Hillary Day
Hogan Here!
Today, is a
Hillary Day. While I can’t play with
email, I can play outdoors. Outdoors is
a great place to forget responsibility.
I’ll stand at the door until somebody puts me out! It worked!
I’m out.
I am looking at the
backyard straight in the eye. I’ll run
the jogging course along the fence.
Golfers are on the other side of the fence. You know, I can’t tell if the golf carts are
rolling backwards or if I am really racing forwards. A quick turn and I am running right toward
the golfers. They are busy hitting golf
balls as I am barking to cheer them on. They
jump away from the fence while one grabs for his cellphone. Perhaps a complaint.
The wind
under my ears has a wispy sound as I finish the last lap of the jogging course
and quickly slip onto the obstacle course.
The obstacle course is nothing but flowers sweeping down a hill
overlooking a pool known as the tank in my obstacle course lingo. Each clump of flowers invites a quick snap of
my teeth as I run around them. Petals
fly everywhere and dust spews into my face.
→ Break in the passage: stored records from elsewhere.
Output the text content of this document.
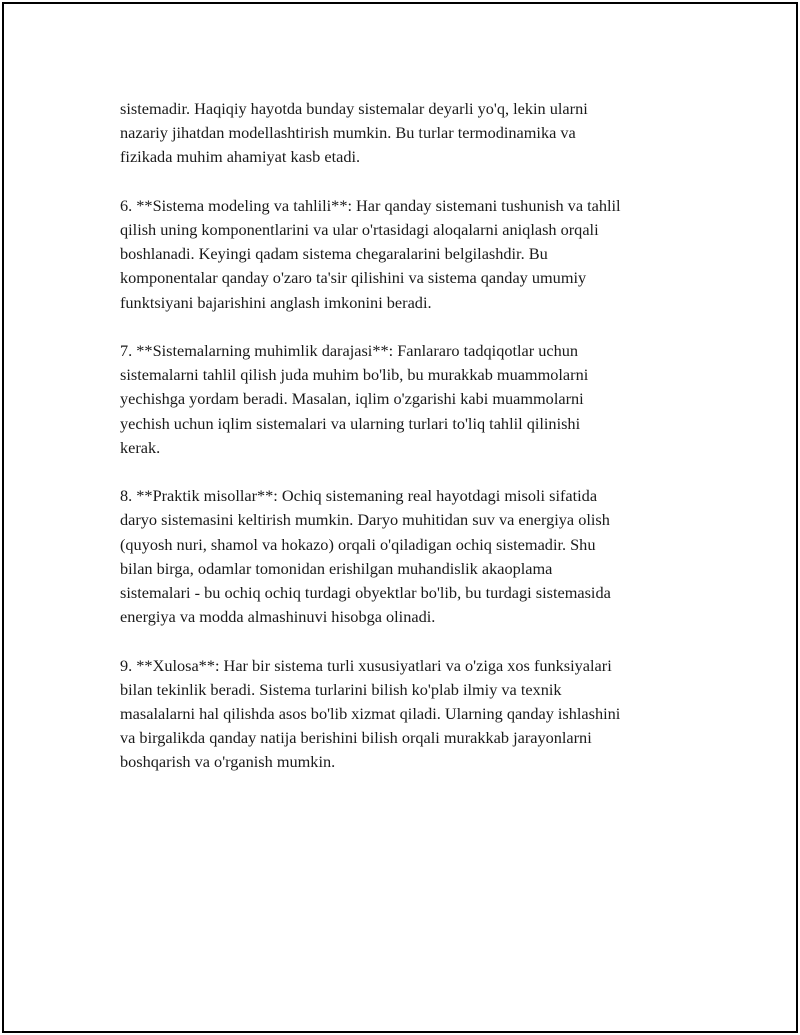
sistemadir. Haqiqiy hayotda bunday sistemalar deyarli yo'q, lekin ularni
nazariy jihatdan modellashtirish mumkin. Bu turlar termodinamika va
fizikada muhim ahamiyat kasb etadi.

6. **Sistema modeling va tahlili**: Har qanday sistemani tushunish va tahlil
qilish uning komponentlarini va ular o'rtasidagi aloqalarni aniqlash orqali
boshlanadi. Keyingi qadam sistema chegaralarini belgilashdir. Bu
komponentalar qanday o'zaro ta'sir qilishini va sistema qanday umumiy
funktsiyani bajarishini anglash imkonini beradi.

7. **Sistemalarning muhimlik darajasi**: Fanlararo tadqiqotlar uchun
sistemalarni tahlil qilish juda muhim bo'lib, bu murakkab muammolarni
yechishga yordam beradi. Masalan, iqlim o'zgarishi kabi muammolarni
yechish uchun iqlim sistemalari va ularning turlari to'liq tahlil qilinishi
kerak.

8. **Praktik misollar**: Ochiq sistemaning real hayotdagi misoli sifatida
daryo sistemasini keltirish mumkin. Daryo muhitidan suv va energiya olish
(quyosh nuri, shamol va hokazo) orqali o'qiladigan ochiq sistemadir. Shu
bilan birga, odamlar tomonidan erishilgan muhandislik akaoplama
sistemalari - bu ochiq ochiq turdagi obyektlar bo'lib, bu turdagi sistemasida
energiya va modda almashinuvi hisobga olinadi.

9. **Xulosa**: Har bir sistema turli xususiyatlari va o'ziga xos funksiyalari
bilan tekinlik beradi. Sistema turlarini bilish ko'plab ilmiy va texnik
masalalarni hal qilishda asos bo'lib xizmat qiladi. Ularning qanday ishlashini
va birgalikda qanday natija berishini bilish orqali murakkab jarayonlarni
boshqarish va o'rganish mumkin.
I am at the end of the obstacle course and diving into the tank to cool
off. I feel exuberant! No more order. I am wet, muddy and look just like a
retriever. I am who I am. I am great.
But as I look behind me I see nothing but floral debris and running ruts
in the mud. What a mess!
I don’t
think that I want another Hillary Day. Now,
Mom is looking at me as straight in the eye as I looked at the backyard. I have to tell her that there is no precedent
for punishing a dog at this address under similar circumstances. You can keep your Hillary Day, Hillary! I am going to hide and take an FBI nap. Hogan Not Here!